Daniel Grant alleges an auction-house conspiracy of secrecy in today’s Wall Street Journal, developing a theme he had already explored in last month’s Art and Antiques magazine. Today he took aim at secret reserves, chandelier bidding and guarantees to sellers (including occasional third-party participation in those guarantees).
I’ve examined some of the issues raised by guarantees here and here. As for the reserve—the undisclosed price below which a work will not be sold—I think it’s an entrenched, time-honored auction practice that’s often been challenged but never overturned. It was interesting to me that even Gilbert Edelson, a veteran combatant in the dealer-auction house wars as administrative vice-president of the Art Dealers Association of America, conceded this to Grant:
If there were a law requiring the auction houses to reveal my reserve price, I would try to sell my property in London, where they don’t have a law like that.

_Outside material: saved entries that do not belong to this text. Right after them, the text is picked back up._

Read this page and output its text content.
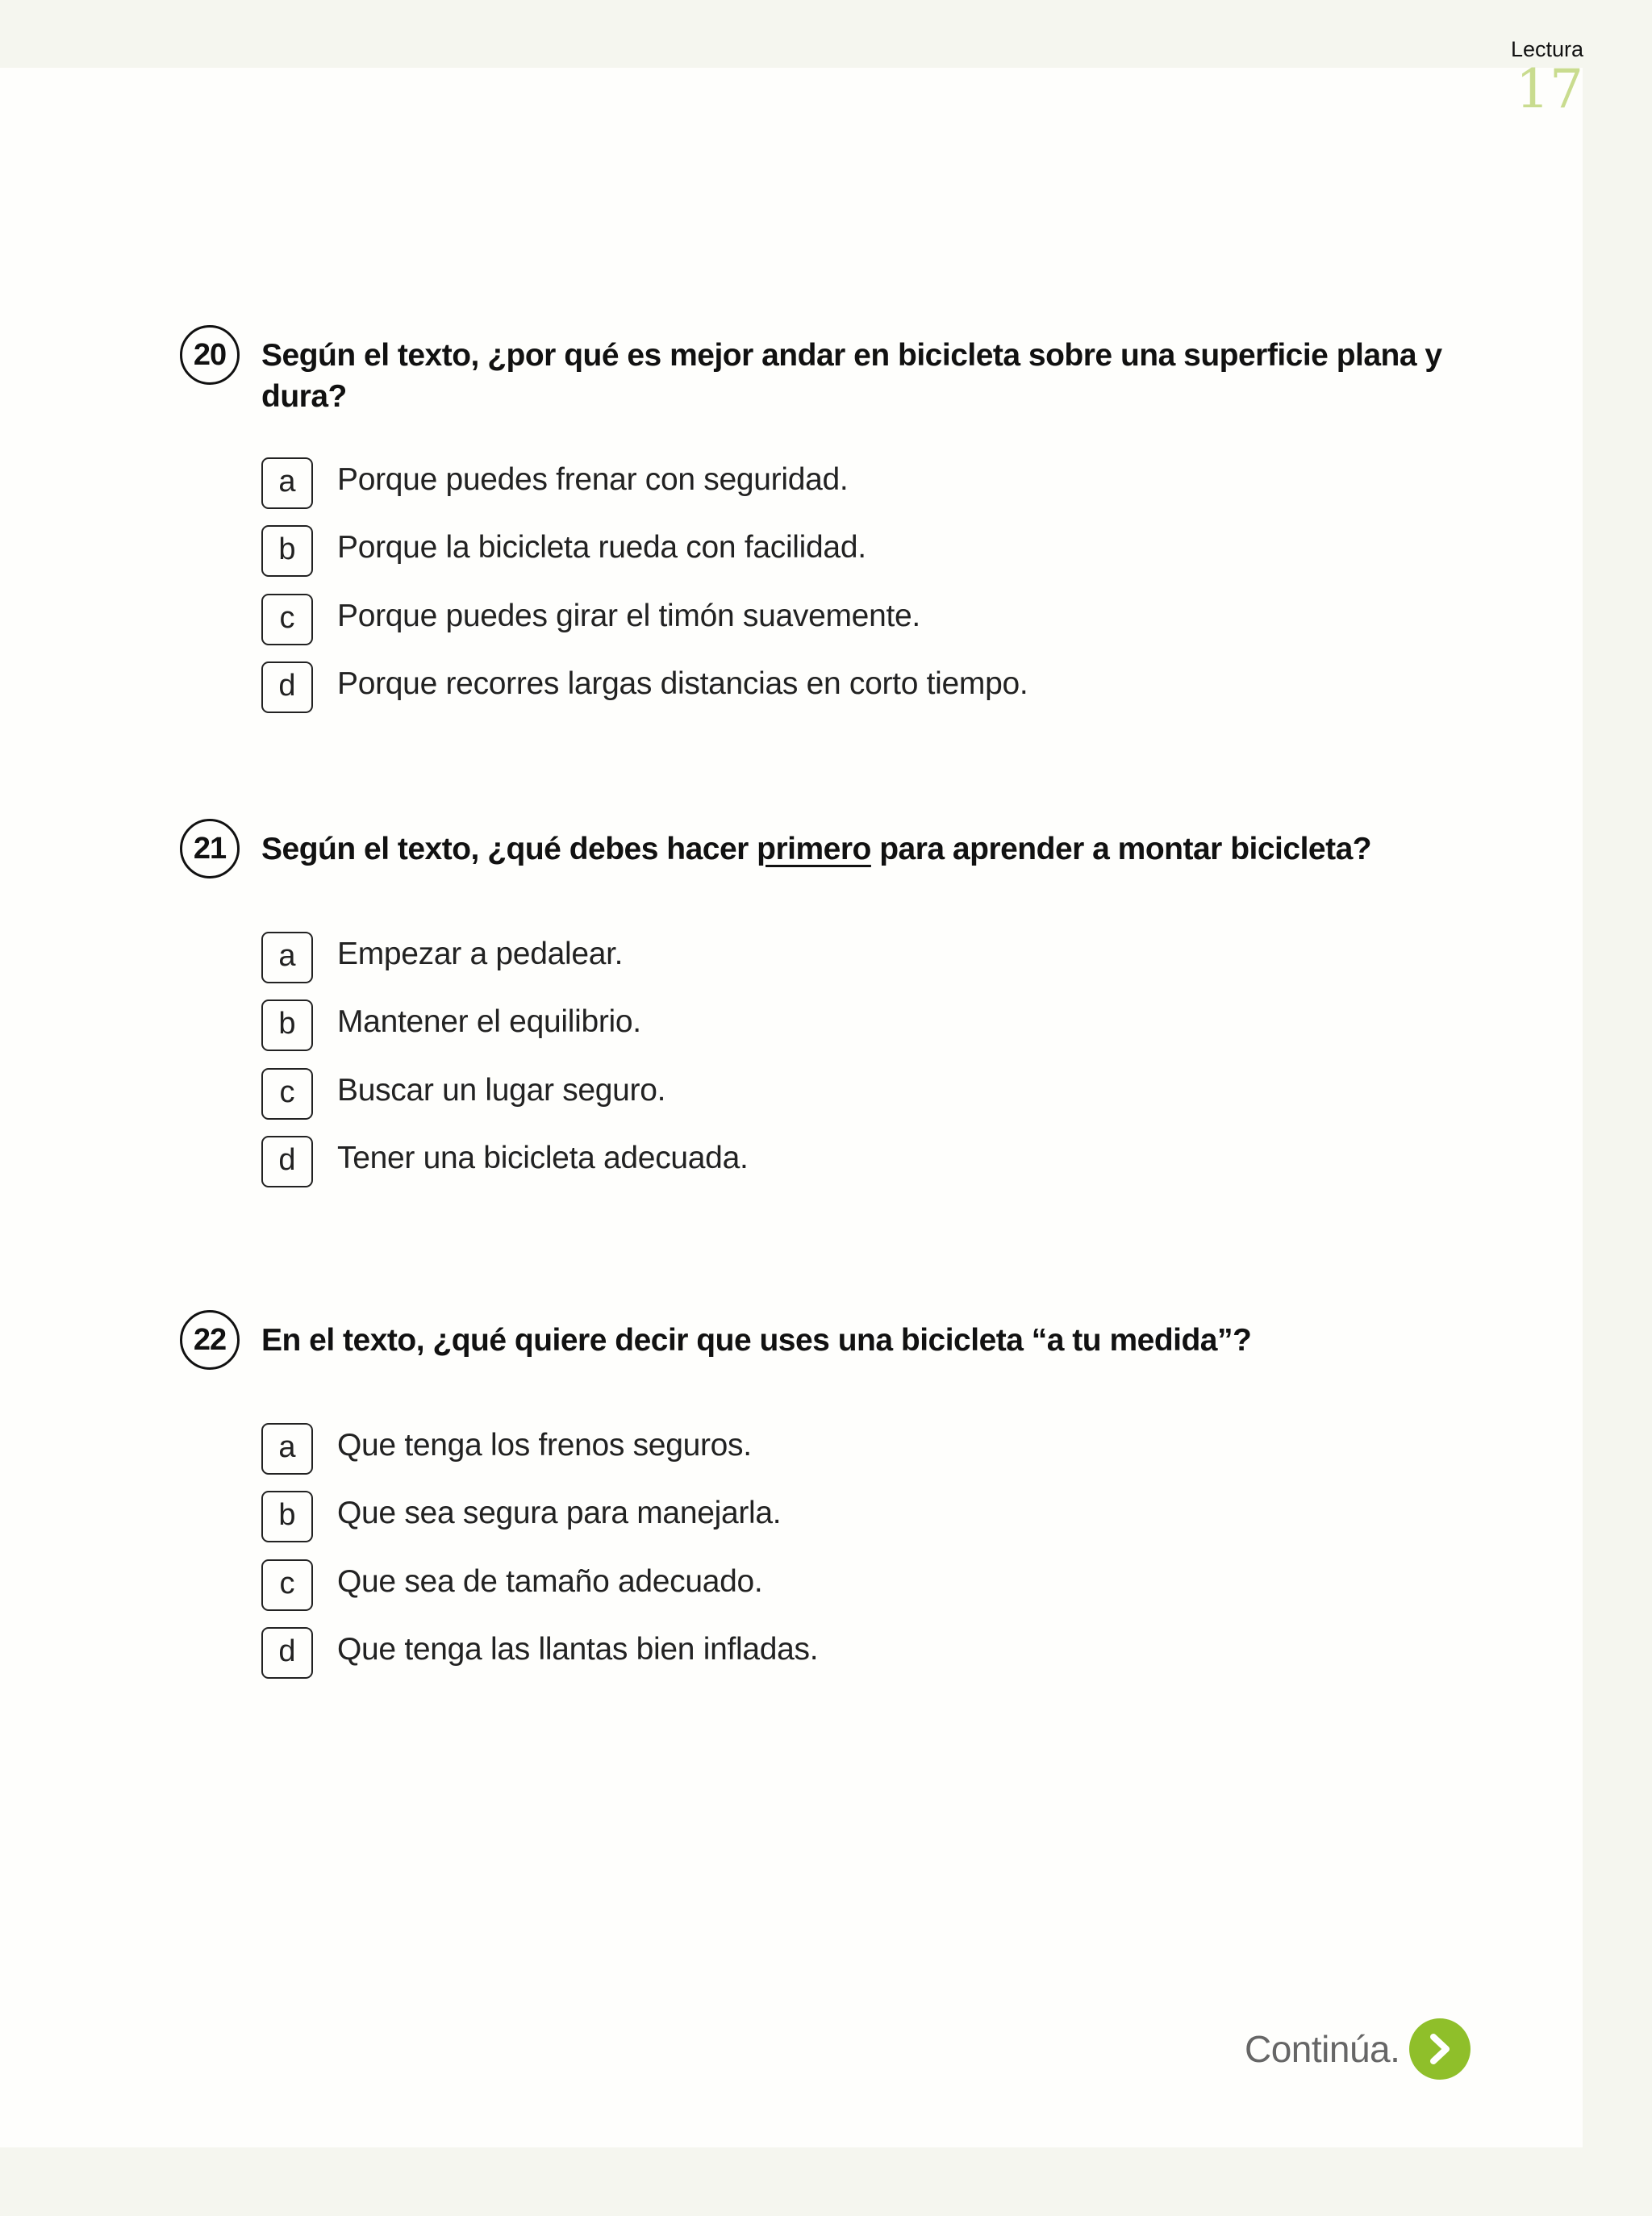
Lectura
17
20	Según el texto, ¿por qué es mejor andar en bicicleta sobre una superficie plana y dura?
a	Porque puedes frenar con seguridad.
b	Porque la bicicleta rueda con facilidad.
c	Porque puedes girar el timón suavemente.
d	Porque recorres largas distancias en corto tiempo.
21	Según el texto, ¿qué debes hacer primero para aprender a montar bicicleta?
a	Empezar a pedalear.
b	Mantener el equilibrio.
c	Buscar un lugar seguro.
d	Tener una bicicleta adecuada.
22	En el texto, ¿qué quiere decir que uses una bicicleta “a tu medida”?
a	Que tenga los frenos seguros.
b	Que sea segura para manejarla.
c	Que sea de tamaño adecuado.
d	Que tenga las llantas bien infladas.
Continúa.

What I think is that auctioneers should be allowed to place only one bid on behalf of a reserve, declaring a work “passed” if there are no further bids. After any “real” bid, the auctioneer would have one, and only one, opportunity to bid to protect the reserve. That would be a cleaner, more honest process, giving buyers and sellers a much more accurate sense of the depth of the market (or lack thereof), than an unbroken string of sham bids emanating from the light fixtures.
Meanwhile, Christie’s and Sotheby’s have perversely announced dueling press previews for their Impressionist/modern sales, commencing a mere 30 minutes apart on Friday morning. Have some hard-working art-market journalists mastered the art of being two places at the same time?
Sometimes a little collusion between competitors is a good thing.